Nitrated food proteins induce a regulatory immune response associated with allergy prevention after oral exposure in a Balb/c mouse food allergy model
Samadi N, Klems M, Heiden D, Bauer R, Kitzmüller C, Weidmann E, Ret D, Ondracek AS, Duschl A, Horejs-Hoeck J, Untersmayr E. Allergy. 2019 Aug 24. doi: 10.1111/all.14030. PMID: 31444907
Food allergy is associated with a high economic burden and a substantially reduced quality of life. As even to date a causative treatment is not commonly available, management of food allergy is primarily based on allergen avoidance. To modulate an ongoing allergic response towards tolerance, food compounds could be chemically modified. Protein nitration is a posttranslational phenomenon and diet derived nitrating agents might promote nitration in the gastrointestinal tract. Our group has previously investigated the impact of protein nitration on food allergy development. Oral administration of nitrated ovalbumin (OVA) under gastric acid suppression was not associated with sensitization. Moreover, exposing naïve mice to nitrated food protein resulted in an enhanced number of regulatory T cells (Tregs) as well as elevated IL-10 and IFN-γ levels.

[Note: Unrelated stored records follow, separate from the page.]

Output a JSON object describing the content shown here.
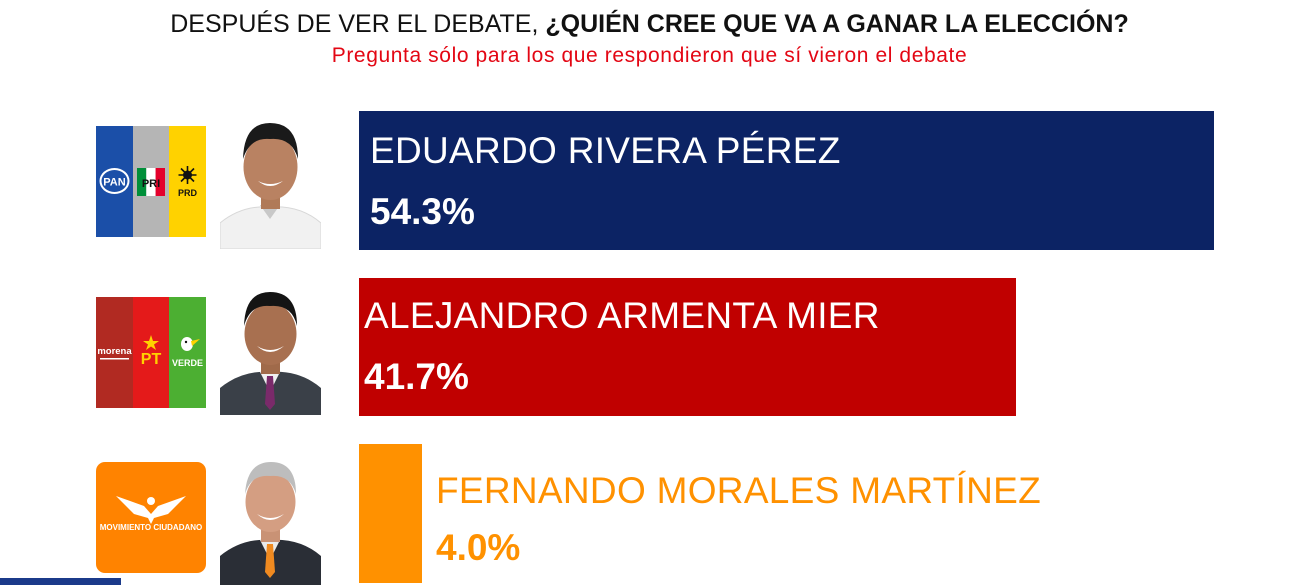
{
  "title_regular": "DESPUÉS DE VER EL DEBATE, ",
  "title_bold": "¿QUIÉN CREE QUE VA A GANAR LA ELECCIÓN?",
  "subtitle": "Pregunta sólo para los que respondieron que sí vieron el debate",
  "chart_data": {
    "type": "bar",
    "orientation": "horizontal",
    "title": "DESPUÉS DE VER EL DEBATE, ¿QUIÉN CREE QUE VA A GANAR LA ELECCIÓN?",
    "subtitle": "Pregunta sólo para los que respondieron que sí vieron el debate",
    "value_suffix": "%",
    "xlim": [
      0,
      54.3
    ],
    "candidates": [
      {
        "name": "EDUARDO RIVERA PÉREZ",
        "value": 54.3,
        "label": "54.3%",
        "color": "#0c2364",
        "text_color": "#ffffff",
        "parties": [
          "PAN",
          "PRI",
          "PRD"
        ],
        "party_colors": [
          "#1b4fa8",
          "#b5b5b5",
          "#ffd200"
        ]
      },
      {
        "name": "ALEJANDRO ARMENTA MIER",
        "value": 41.7,
        "label": "41.7%",
        "color": "#c00000",
        "text_color": "#ffffff",
        "parties": [
          "morena",
          "PT",
          "VERDE"
        ],
        "party_colors": [
          "#b12a22",
          "#e41a1a",
          "#4caf32"
        ]
      },
      {
        "name": "FERNANDO MORALES MARTÍNEZ",
        "value": 4.0,
        "label": "4.0%",
        "color": "#ff9100",
        "text_color": "#ff9100",
        "parties": [
          "MOVIMIENTO CIUDADANO"
        ],
        "party_colors": [
          "#ff8300"
        ]
      }
    ]
  }
}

Based on these previous findings, we studied the impact of pretreatment with nitrated food proteins on the immune response in a mouse food allergy model and on human monocyte-derived dendritic cells (moDCs) and peripheral blood mononuclear cells (PBMCs).
The model allergen OVA was nitrated in different nitration degrees (nitrated OVA (nitroOVA) and maximally nitrated OVA (nitroOVAmax)). NitroOVAmax pre-treated and subsequently sensitized mice showed reduced IgE, IgG1 and IgG2a antibody levels compared to the other groups. Moreover, Treg signals were significantly enhanced only in mice pre-treated with nitroOVAmax before sensitization. In moDCs, nitroOVAmax pre-treatment induced a regulatory DC phenotype by reduced expression of the activation marker CD86, while in and PBMCs enhanced IL-10 secretion and higher number of memory Tregs proliferation was observed.
Our data indicate that oral pretreatment with highly nitrated proteins induces a tolerogenic immune response in a food allergy mouse model and in human immune cells.